Idea about Alien life, he suspect there could be life and intelligence out there in forms we can’t conceive. Just as a chimpanzee can’t understand quantum theory, it could be there are aspects of reality that are beyond the capacity of our brains. Idea about Time travel, he believes that we can start our time travel through wormholes. He thinks wormholes are all around us, only they’re too small to see. They occur in nooks and crannies in space and time, nothing is flat or solid. If you look closely enough at anything you’ll find holes and wrinkles in it.
It’s a basic physical principle, and it even applies to time. Idea about Leaving earth, He said if humanity is to survive long-term, we must find a way to get off planet Earth. It will be difficult enough to avoid disaster in the next hundred years, let alone the next thousand or million; our only chance of long-term survival is not to remain inward-looking on planet Earth, but to spread out into space.
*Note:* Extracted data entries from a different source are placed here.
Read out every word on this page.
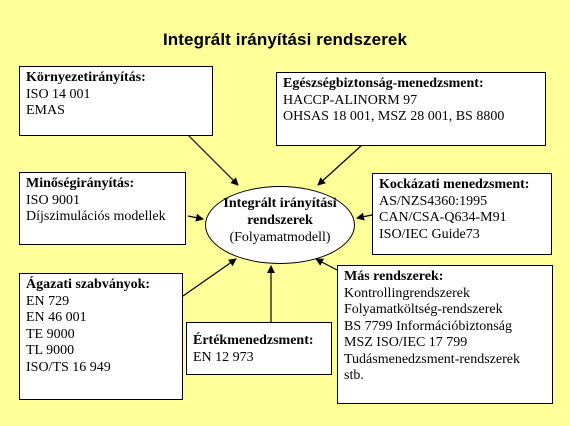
Integrált irányítási rendszerek
Környezetirányítás:
ISO 14 001
EMAS
Egészségbiztonság-menedzsment:
HACCP-ALINORM 97
OHSAS 18 001, MSZ 28 001, BS 8800
Minőségirányítás:
ISO 9001
Díjszimulációs modellek
Kockázati menedzsment:
AS/NZS4360:1995
CAN/CSA-Q634-M91
ISO/IEC Guide73
Ágazati szabványok:
EN 729
EN 46 001
TE 9000
TL 9000
ISO/TS 16 949
Értékmenedzsment:
EN 12 973
Más rendszerek:
Kontrollingrendszerek
Folyamatköltség-rendszerek
BS 7799 Információbiztonság
MSZ ISO/IEC 17 799
Tudásmenedzsment-rendszerek
stb.
Integrált irányítási
rendszerek
(Folyamatmodell)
Professor Hawking is the recipient of many awards, medals and prizes, Known for Wolf Prize, Prince of Asturias Award, Copley Medal, and Presidential Medal of Freedom.
And he is also a Fellow of the Royal Society and a Member of the US National Academy of Sciences. This picture shows President Obama talks with Stephen Hawking before presenting him the Presidential Medal of Freedom on 12 August 2009. The Medal of Freedom is the nation’s highest civilian honour. Stephen Hawking continues to combine family life (he has three children and one grandchild), and his research into theoretical physics together with an extensive programme of travel and public lectures.